An analytical expert seeks comprehensive details, filters relevant and irrelevant factors, interprets information and finds appropriate solutions.

The analytical expert is often the first to think about a problem through the lens of the scientific method. They form a hypothesis, define experimentation, perform observations, measure, and test. In short, the Analytical Expert is the expert with the critical eye. Frequently, they are also seen as the nay-sayer or pessimist. The role of the analytical expert is critically important, but when the role is accentuated, it can be interpreted as the opposite of creativity and vision.

Creative Expertise

Creative expertise is what one uses when one creates, invents, imagines, supposes, or discovers. Creativity involves the production of ideas, products, or services that are novel, new, surprising, compelling, and unique.

Creative Expertise is often a valued characteristic for SMEs who participate in the sales process because they thrive on the possibilities and on ingenuity. They fill the creative vacuum whenever it appears and they offer alternatives to problems, often multiple alternatives to problems.

The creative expert is highly curious and rarely constrained. The creative expert has a habit of combining disparate items, changing prevailing perspectives, and challenging long-held assumptions.

The creative expert exaggerates and deprecates, accelerates and decelerates, enlarges and minimizes. Sometimes simultaneously. The creative expert is not afraid of change.

Wisdom-based Expertise

With experience, patience, and perseverance an expert may become wisdom-based. Wisdom-based expertise transcends other types of expertise and seeks the common good.

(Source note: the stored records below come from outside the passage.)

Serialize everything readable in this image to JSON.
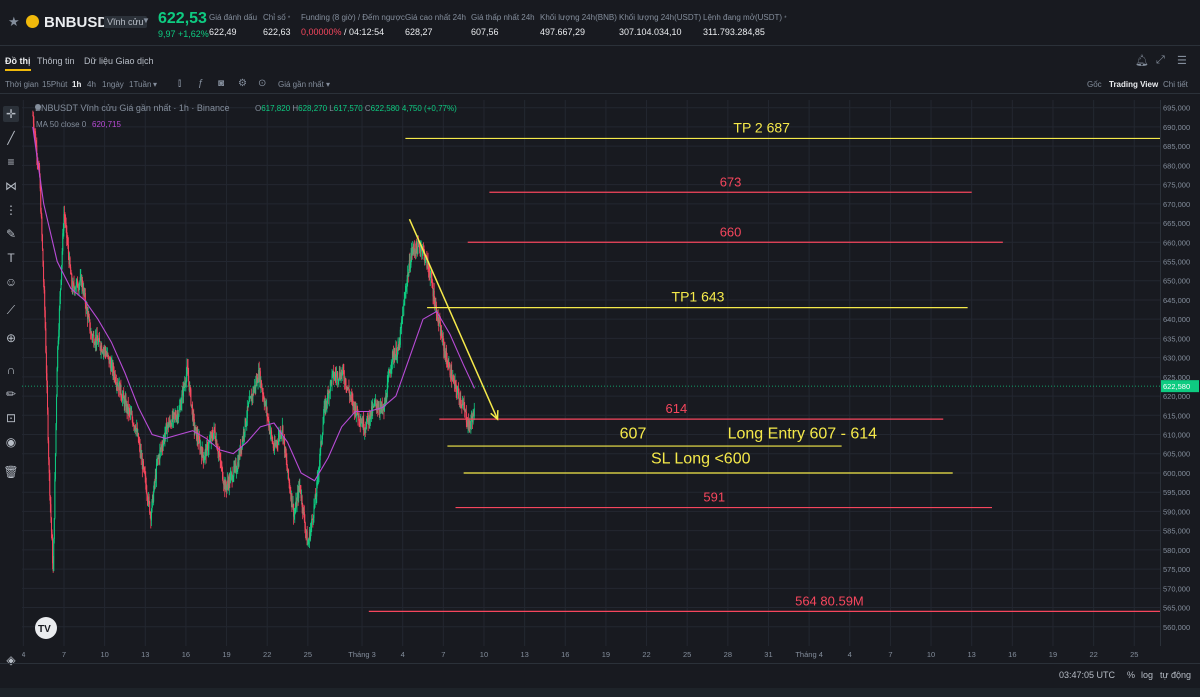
{
  "ticker": {
    "symbol": "BNBUSDT",
    "contract_type": "Vĩnh cửu",
    "last_price": "622,53",
    "change": "9,97 +1,62%",
    "stats": [
      {
        "label": "Giá đánh dấu",
        "value": "622,49"
      },
      {
        "label": "Chỉ số",
        "value": "622,63"
      },
      {
        "label": "Funding (8 giờ) / Đếm ngược",
        "value_a": "0,00000%",
        "value_b": " / 04:12:54"
      },
      {
        "label": "Giá cao nhất 24h",
        "value": "628,27"
      },
      {
        "label": "Giá thấp nhất 24h",
        "value": "607,56"
      },
      {
        "label": "Khối lượng 24h(BNB)",
        "value": "497.667,29"
      },
      {
        "label": "Khối lượng 24h(USDT)",
        "value": "307.104.034,10"
      },
      {
        "label": "Lệnh đang mở(USDT)",
        "value": "311.793.284,85"
      }
    ]
  },
  "tabs": [
    "Đồ thị",
    "Thông tin",
    "Dữ liệu Giao dịch"
  ],
  "toolbar": {
    "time_label": "Thời gian",
    "intervals": [
      "15Phút",
      "1h",
      "4h",
      "1ngày",
      "1Tuần"
    ],
    "active_interval": "1h",
    "price_type": "Giá gần nhất",
    "views": [
      "Gốc",
      "Trading View",
      "Chi tiết"
    ],
    "active_view": "Trading View"
  },
  "chart_header": {
    "title": "BNBUSDT Vĩnh cửu Giá gần nhất · 1h · Binance",
    "ohlc": [
      {
        "k": "O",
        "v": "617,820"
      },
      {
        "k": "H",
        "v": "628,270"
      },
      {
        "k": "L",
        "v": "617,570"
      },
      {
        "k": "C",
        "v": "622,580"
      }
    ],
    "change": "4,750 (+0,77%)",
    "ma_label": "MA 50 close 0",
    "ma_value": "620,715"
  },
  "colors": {
    "up": "#0ecb81",
    "down": "#f6465d",
    "ma": "#b84bd6",
    "yellow_line": "#f5e94a",
    "red_line": "#f6465d",
    "grid": "#232730"
  },
  "chart_data": {
    "type": "candlestick",
    "ylim": [
      555,
      697
    ],
    "price_ticks": [
      560,
      565,
      570,
      575,
      580,
      585,
      590,
      595,
      600,
      605,
      610,
      615,
      620,
      625,
      630,
      635,
      640,
      645,
      650,
      655,
      660,
      665,
      670,
      675,
      680,
      685,
      690,
      695
    ],
    "current_price": "622,580",
    "current_price_value": 622.58,
    "x_ticks": [
      {
        "label": "4",
        "day": 4
      },
      {
        "label": "7",
        "day": 7
      },
      {
        "label": "10",
        "day": 10
      },
      {
        "label": "13",
        "day": 13
      },
      {
        "label": "16",
        "day": 16
      },
      {
        "label": "19",
        "day": 19
      },
      {
        "label": "22",
        "day": 22
      },
      {
        "label": "25",
        "day": 25
      },
      {
        "label": "Tháng 3",
        "day": 29
      },
      {
        "label": "4",
        "day": 32
      },
      {
        "label": "7",
        "day": 35
      },
      {
        "label": "10",
        "day": 38
      },
      {
        "label": "13",
        "day": 41
      },
      {
        "label": "16",
        "day": 44
      },
      {
        "label": "19",
        "day": 47
      },
      {
        "label": "22",
        "day": 50
      },
      {
        "label": "25",
        "day": 53
      },
      {
        "label": "28",
        "day": 56
      },
      {
        "label": "31",
        "day": 59
      },
      {
        "label": "Tháng 4",
        "day": 62
      },
      {
        "label": "4",
        "day": 65
      },
      {
        "label": "7",
        "day": 68
      },
      {
        "label": "10",
        "day": 71
      },
      {
        "label": "13",
        "day": 74
      },
      {
        "label": "16",
        "day": 77
      },
      {
        "label": "19",
        "day": 80
      },
      {
        "label": "22",
        "day": 83
      },
      {
        "label": "25",
        "day": 86
      }
    ],
    "xlim": [
      3.9,
      87.9
    ],
    "price_path": [
      [
        4.7,
        693
      ],
      [
        5.2,
        677
      ],
      [
        5.6,
        640
      ],
      [
        5.9,
        600
      ],
      [
        6.2,
        574
      ],
      [
        6.5,
        630
      ],
      [
        7.0,
        668
      ],
      [
        7.6,
        648
      ],
      [
        8.3,
        650
      ],
      [
        9.0,
        636
      ],
      [
        10.0,
        632
      ],
      [
        10.8,
        625
      ],
      [
        11.5,
        618
      ],
      [
        12.3,
        612
      ],
      [
        13.0,
        598
      ],
      [
        13.4,
        589
      ],
      [
        13.9,
        603
      ],
      [
        14.6,
        612
      ],
      [
        15.5,
        616
      ],
      [
        16.1,
        627
      ],
      [
        16.6,
        612
      ],
      [
        17.3,
        604
      ],
      [
        18.1,
        611
      ],
      [
        18.9,
        596
      ],
      [
        19.8,
        602
      ],
      [
        20.6,
        617
      ],
      [
        21.4,
        626
      ],
      [
        22.0,
        615
      ],
      [
        22.5,
        606
      ],
      [
        23.1,
        612
      ],
      [
        23.5,
        600
      ],
      [
        24.0,
        589
      ],
      [
        24.4,
        597
      ],
      [
        25.0,
        581
      ],
      [
        25.6,
        594
      ],
      [
        26.2,
        616
      ],
      [
        26.8,
        625
      ],
      [
        27.6,
        626
      ],
      [
        28.3,
        618
      ],
      [
        29.2,
        612
      ],
      [
        30.0,
        618
      ],
      [
        30.6,
        616
      ],
      [
        31.2,
        630
      ],
      [
        31.7,
        632
      ],
      [
        32.3,
        650
      ],
      [
        32.7,
        658
      ],
      [
        33.4,
        659
      ],
      [
        34.0,
        652
      ],
      [
        34.6,
        640
      ],
      [
        35.2,
        630
      ],
      [
        35.8,
        623
      ],
      [
        36.4,
        618
      ],
      [
        36.9,
        612
      ],
      [
        37.3,
        616
      ]
    ],
    "ma_path": [
      [
        4.7,
        690
      ],
      [
        5.5,
        670
      ],
      [
        6.5,
        655
      ],
      [
        7.5,
        648
      ],
      [
        8.5,
        645
      ],
      [
        9.5,
        640
      ],
      [
        10.5,
        634
      ],
      [
        11.5,
        626
      ],
      [
        12.5,
        617
      ],
      [
        13.5,
        610
      ],
      [
        14.5,
        609
      ],
      [
        15.5,
        610
      ],
      [
        16.5,
        611
      ],
      [
        17.5,
        609
      ],
      [
        18.5,
        606
      ],
      [
        19.5,
        605
      ],
      [
        20.5,
        608
      ],
      [
        21.5,
        612
      ],
      [
        22.5,
        613
      ],
      [
        23.5,
        608
      ],
      [
        24.5,
        600
      ],
      [
        25.5,
        598
      ],
      [
        26.5,
        604
      ],
      [
        27.5,
        612
      ],
      [
        28.5,
        616
      ],
      [
        29.5,
        616
      ],
      [
        30.5,
        617
      ],
      [
        31.5,
        620
      ],
      [
        32.5,
        630
      ],
      [
        33.5,
        640
      ],
      [
        34.5,
        642
      ],
      [
        35.5,
        636
      ],
      [
        36.5,
        628
      ],
      [
        37.3,
        622
      ]
    ],
    "levels": [
      {
        "label": "TP 2 687",
        "price": 687,
        "x_start": 32.2,
        "x_end": 87.9,
        "color": "yellow",
        "label_at": 58.5,
        "label_above": true
      },
      {
        "label": "673",
        "price": 673,
        "x_start": 38.4,
        "x_end": 74.0,
        "color": "red",
        "label_at": 56.2,
        "label_above": true
      },
      {
        "label": "660",
        "price": 660,
        "x_start": 36.8,
        "x_end": 76.3,
        "color": "red",
        "label_at": 56.2,
        "label_above": true
      },
      {
        "label": "TP1 643",
        "price": 643,
        "x_start": 33.8,
        "x_end": 73.7,
        "color": "yellow",
        "label_at": 53.8,
        "label_above": true
      },
      {
        "label": "614",
        "price": 614,
        "x_start": 34.7,
        "x_end": 71.9,
        "color": "red",
        "label_at": 52.2,
        "label_above": true
      },
      {
        "label": "",
        "price": 607,
        "x_start": 35.3,
        "x_end": 64.4,
        "color": "yellow",
        "label_at": 0,
        "label_above": true
      },
      {
        "label": "",
        "price": 600,
        "x_start": 36.5,
        "x_end": 72.6,
        "color": "yellow",
        "label_at": 0,
        "label_above": true
      },
      {
        "label": "591",
        "price": 591,
        "x_start": 35.9,
        "x_end": 75.5,
        "color": "red",
        "label_at": 55.0,
        "label_above": true
      },
      {
        "label": "564 80.59M",
        "price": 564,
        "x_start": 29.5,
        "x_end": 87.9,
        "color": "red",
        "label_at": 63.5,
        "label_above": true
      }
    ],
    "annotations": [
      {
        "text": "607",
        "x": 49.0,
        "price": 609,
        "color": "yellow"
      },
      {
        "text": "Long Entry 607 - 614",
        "x": 61.5,
        "price": 609,
        "color": "yellow"
      },
      {
        "text": "SL Long <600",
        "x": 54.0,
        "price": 602.5,
        "color": "yellow"
      }
    ],
    "arrow": {
      "from": [
        32.5,
        666
      ],
      "to": [
        39.0,
        614
      ]
    }
  },
  "statusbar": {
    "time": "03:47:05 UTC",
    "percent": "%",
    "log": "log",
    "auto": "tự động"
  }
}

Wisdom-based experts don’t just answer what is to be done, or how something should be done. They confront questions of why something is to be done at all. The wise expert is ethical and is able to balance his or her own interests with the interests of others, as well as with the interests of larger entities. The wise expert gives recommendations that benefit all parties for the long term. The wise expert sees things at the macro level and can relate to the Fortune 500 CEOs and the global heads of state. The wisdom-based expert understands context and anticipates the implications of actions and decisions.

Foundational Attributes

Sternberg states that all four types of expertise have foundational pre-requisites. He points to two.

First, Sternberg indicates that knowledge is an essential ingredient to all four types of expertise, "You cannot think in any meaningful way” he says, “If you lack the knowledge to think with."

Second, Sternberg states that passion is important to the development of valuable expertise. "Past models, including my own, have underestimated the role of passion. Passion is what makes the expression of everything else even possible."

Conclusion

The consummate expert is practical, analytical, creative, and wise. This is the gold standard of subject matter experts. Such a professional is rare and valuable.